Now H has decided that it would like to go to sleep for 100 milliseconds—perhaps it needs to wait for some slow hardware. At this point, L is running.

This is where things get interesting.

As part of its normal operation, L sends a message to the server thread S, causing S to go READY and (because it's the highest-priority thread that's READY) to start running. Unfortunately, the message that L sent to S was "Compute pi to 5000 decimal places."

Obviously, this takes more than 100 milliseconds. Therefore, when H's 100 milliseconds are up and H goes READY, guess what? It won't run, because S is READY and at a higher priority!

What happened is that a low-priority thread prevented a higher-priority thread from running by leveraging the CPU via an even higher-priority thread. This is priority inversion.

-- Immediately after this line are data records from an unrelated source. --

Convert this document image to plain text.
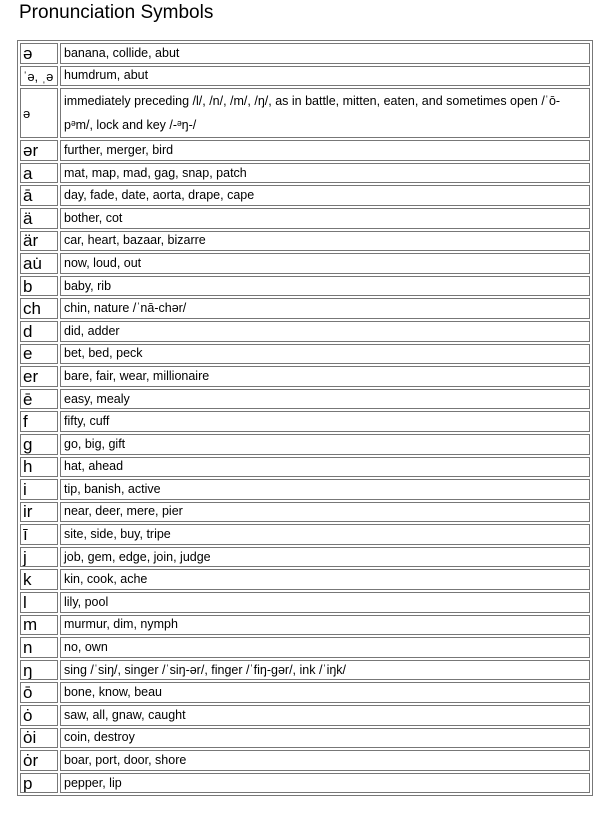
Pronunciation Symbols
ə	banana, collide, abut
ˈə, ˌə	humdrum, abut
ə	immediately preceding /l/, /n/, /m/, /ŋ/, as in battle, mitten, eaten, and sometimes open /ˈō-pᵊm/, lock and key /-ᵊŋ-/
ər	further, merger, bird
a	mat, map, mad, gag, snap, patch
ā	day, fade, date, aorta, drape, cape
ä	bother, cot
är	car, heart, bazaar, bizarre
au̇	now, loud, out
b	baby, rib
ch	chin, nature /ˈnā-chər/
d	did, adder
e	bet, bed, peck
er	bare, fair, wear, millionaire
ē	easy, mealy
f	fifty, cuff
g	go, big, gift
h	hat, ahead
i	tip, banish, active
ir	near, deer, mere, pier
ī	site, side, buy, tripe
j	job, gem, edge, join, judge
k	kin, cook, ache
l	lily, pool
m	murmur, dim, nymph
n	no, own
ŋ	sing /ˈsiŋ/, singer /ˈsiŋ-ər/, finger /ˈfiŋ-gər/, ink /ˈiŋk/
ō	bone, know, beau
ȯ	saw, all, gnaw, caught
ȯi	coin, destroy
ȯr	boar, port, door, shore
p	pepper, lip
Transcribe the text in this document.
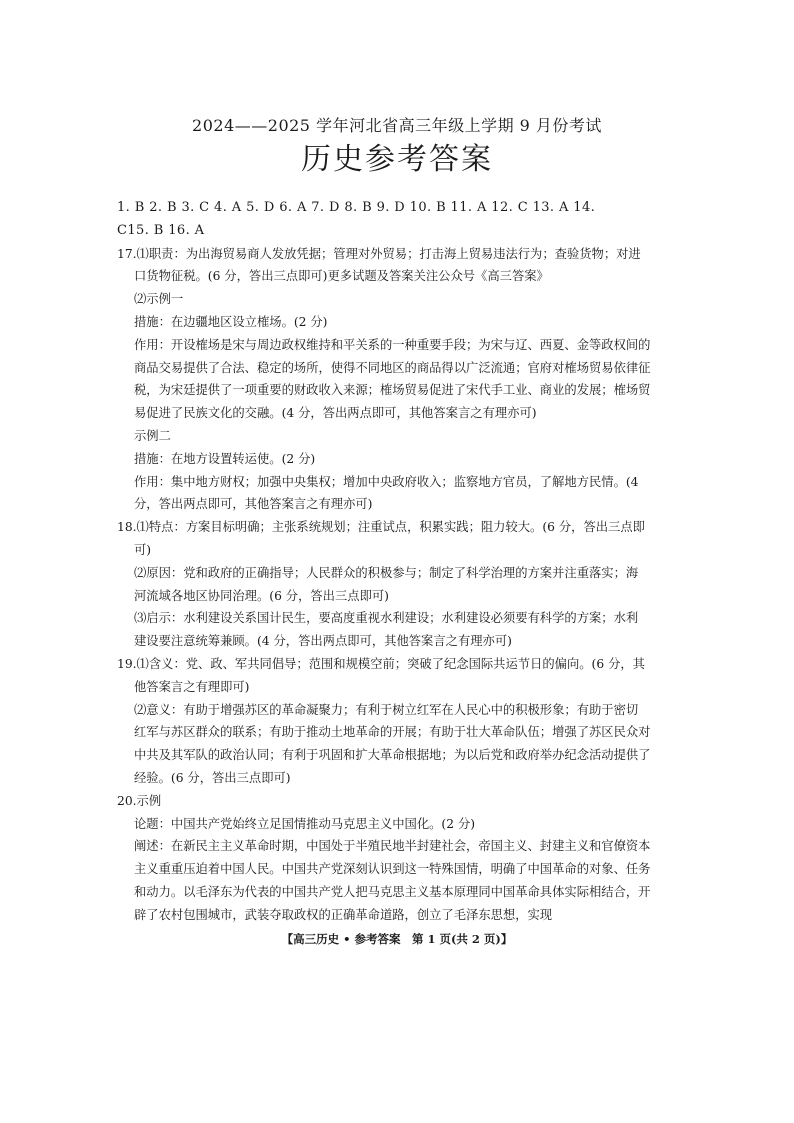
2024——2025 学年河北省高三年级上学期 9 月份考试
历史参考答案
1. B 2. B 3. C 4. A 5. D 6. A 7. D 8. B 9. D 10. B 11. A 12. C 13. A 14.
C15. B 16. A
17.⑴职责：为出海贸易商人发放凭据；管理对外贸易；打击海上贸易违法行为；查验货物；对进
口货物征税。(6 分，答出三点即可)更多试题及答案关注公众号《高三答案》
⑵示例一
措施：在边疆地区设立榷场。(2 分)
作用：开设榷场是宋与周边政权维持和平关系的一种重要手段；为宋与辽、西夏、金等政权间的
商品交易提供了合法、稳定的场所，使得不同地区的商品得以广泛流通；官府对榷场贸易依律征
税，为宋廷提供了一项重要的财政收入来源；榷场贸易促进了宋代手工业、商业的发展；榷场贸
易促进了民族文化的交融。(4 分，答出两点即可，其他答案言之有理亦可)
示例二
措施：在地方设置转运使。(2 分)
作用：集中地方财权；加强中央集权；增加中央政府收入；监察地方官员，了解地方民情。(4
分，答出两点即可，其他答案言之有理亦可)
18.⑴特点：方案目标明确；主张系统规划；注重试点，积累实践；阻力较大。(6 分，答出三点即
可)
⑵原因：党和政府的正确指导；人民群众的积极参与；制定了科学治理的方案并注重落实；海
河流域各地区协同治理。(6 分，答出三点即可)
⑶启示：水利建设关系国计民生，要高度重视水利建设；水利建设必须要有科学的方案；水利
建设要注意统筹兼顾。(4 分，答出两点即可，其他答案言之有理亦可)
19.⑴含义：党、政、军共同倡导；范围和规模空前；突破了纪念国际共运节日的偏向。(6 分，其
他答案言之有理即可)
⑵意义：有助于增强苏区的革命凝聚力；有利于树立红军在人民心中的积极形象；有助于密切
红军与苏区群众的联系；有助于推动土地革命的开展；有助于壮大革命队伍；增强了苏区民众对
中共及其军队的政治认同；有利于巩固和扩大革命根据地；为以后党和政府举办纪念活动提供了
经验。(6 分，答出三点即可)
20.示例
论题：中国共产党始终立足国情推动马克思主义中国化。(2 分)
阐述：在新民主主义革命时期，中国处于半殖民地半封建社会，帝国主义、封建主义和官僚资本
主义重重压迫着中国人民。中国共产党深刻认识到这一特殊国情，明确了中国革命的对象、任务
和动力。以毛泽东为代表的中国共产党人把马克思主义基本原理同中国革命具体实际相结合，开
辟了农村包围城市，武装夺取政权的正确革命道路，创立了毛泽东思想，实现
【高三历史 • 参考答案　第 1 页(共 2 页)】
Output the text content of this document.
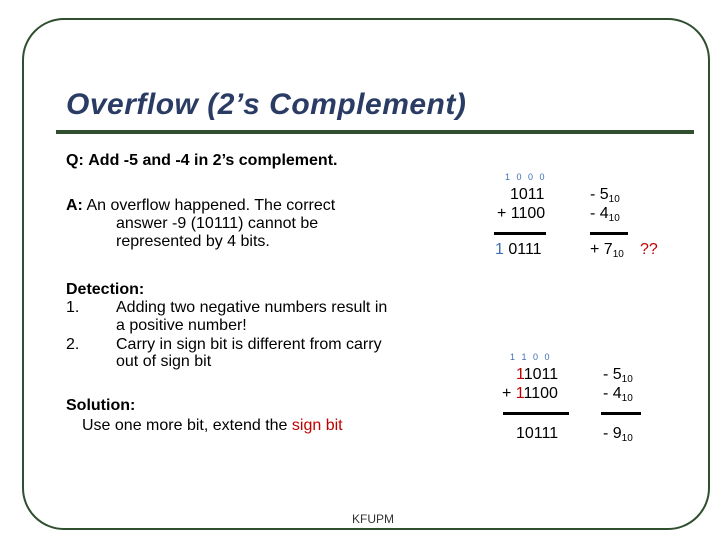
Overflow (2’s Complement)
Q: Add -5 and -4 in 2’s complement.
A: An overflow happened. The correct
answer -9 (10111) cannot be
represented by 4 bits.
Detection:
1. Adding two negative numbers result in
a positive number!
2. Carry in sign bit is different from carry
out of sign bit
Solution:
Use one more bit, extend the sign bit
1 0 0 0
1011
+ 1100
1 0111
- $5_{10}$
- $4_{10}$
+ $7_{10}$ ??
1 1 0 0
11011
+ 11100
10111
- $5_{10}$
- $4_{10}$
- $9_{10}$
KFUPM
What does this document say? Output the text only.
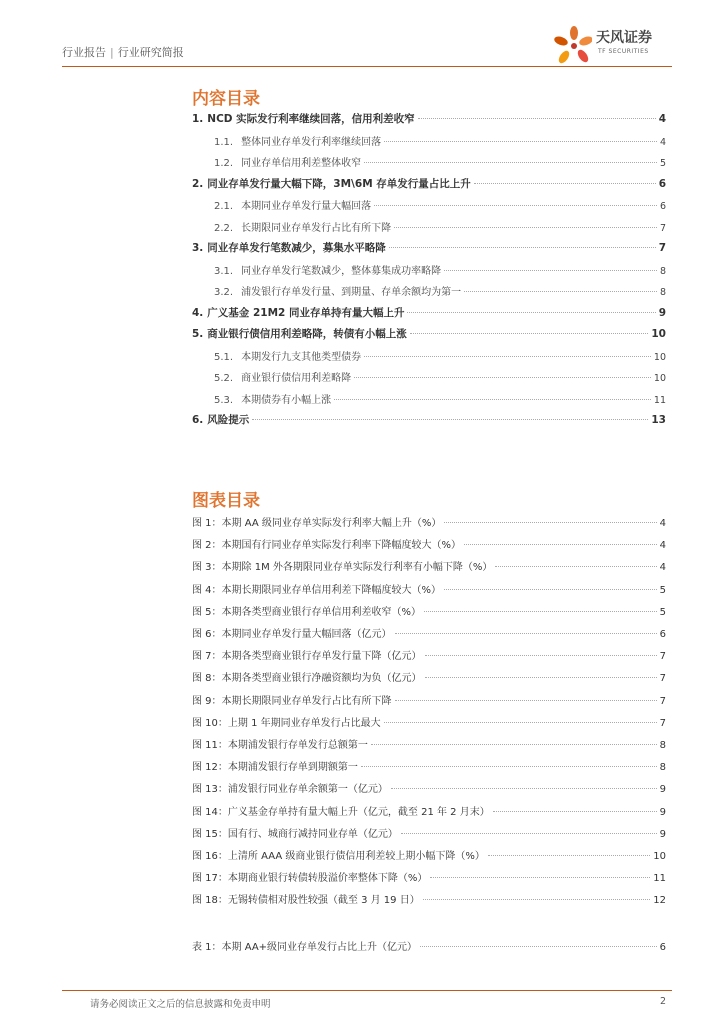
行业报告 | 行业研究简报
天风证券
TF SECURITIES
内容目录
1. NCD 实际发行利率继续回落，信用利差收窄	4
1.1. 整体同业存单发行利率继续回落	4
1.2. 同业存单信用利差整体收窄	5
2. 同业存单发行量大幅下降，3M\6M 存单发行量占比上升	6
2.1. 本期同业存单发行量大幅回落	6
2.2. 长期限同业存单发行占比有所下降	7
3. 同业存单发行笔数减少，募集水平略降	7
3.1. 同业存单发行笔数减少，整体募集成功率略降	8
3.2. 浦发银行存单发行量、到期量、存单余额均为第一	8
4. 广义基金 21M2 同业存单持有量大幅上升	9
5. 商业银行债信用利差略降，转债有小幅上涨	10
5.1. 本期发行九支其他类型债券	10
5.2. 商业银行债信用利差略降	10
5.3. 本期债券有小幅上涨	11
6. 风险提示	13
图表目录
图 1：本期 AA 级同业存单实际发行利率大幅上升（%）	4
图 2：本期国有行同业存单实际发行利率下降幅度较大（%）	4
图 3：本期除 1M 外各期限同业存单实际发行利率有小幅下降（%）	4
图 4：本期长期限同业存单信用利差下降幅度较大（%）	5
图 5：本期各类型商业银行存单信用利差收窄（%）	5
图 6：本期同业存单发行量大幅回落（亿元）	6
图 7：本期各类型商业银行存单发行量下降（亿元）	7
图 8：本期各类型商业银行净融资额均为负（亿元）	7
图 9：本期长期限同业存单发行占比有所下降	7
图 10：上期 1 年期同业存单发行占比最大	7
图 11：本期浦发银行存单发行总额第一	8
图 12：本期浦发银行存单到期额第一	8
图 13：浦发银行同业存单余额第一（亿元）	9
图 14：广义基金存单持有量大幅上升（亿元，截至 21 年 2 月末）	9
图 15：国有行、城商行减持同业存单（亿元）	9
图 16：上清所 AAA 级商业银行债信用利差较上期小幅下降（%）	10
图 17：本期商业银行转债转股溢价率整体下降（%）	11
图 18：无锡转债相对股性较强（截至 3 月 19 日）	12
表 1：本期 AA+级同业存单发行占比上升（亿元）	6
请务必阅读正文之后的信息披露和免责申明	2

To fix it, we need to talk about priority inheritance. A simple fix is to have the server, S, inherit the priority of the client thread:

Figure 2. Blocked threads.

In this scenario, when H's 100-millisecond sleep has completed, it goes READY and, because it's the highest-priority READY thread, runs.

Not bad, but there's one more "gotcha."

Suppose that H now decides that it too would like a computation performed. It wants to compute the 5,034th prime number, so it sends a message to S and blocks.

However, S is still computing pi, at a priority of 5! In our example system, there are lots of other threads running at priorities higher than 5 that are making use of the CPU, effectively ensuring that S isn't getting much time to calculate pi.

This is another form of priority inversion. In this case, a lower-priority thread has prevented a higher-priority thread from getting access to a resource. Contrast this with the first form of priority inversion, where the lower-priority thread was effectively consuming CPU—in this case it's only preventing a higher-priority thread from getting CPU—it's not consuming any CPU itself.

Luckily, the solution is fairly simple here too. Boost the server's priority to be the highest of all blocked clients:

Figure 3. Boosting the server's priority.

This way we take a minor hit by letting L's job run at a priority higher than L, but we do ensure that H gets a fair crack at the CPU.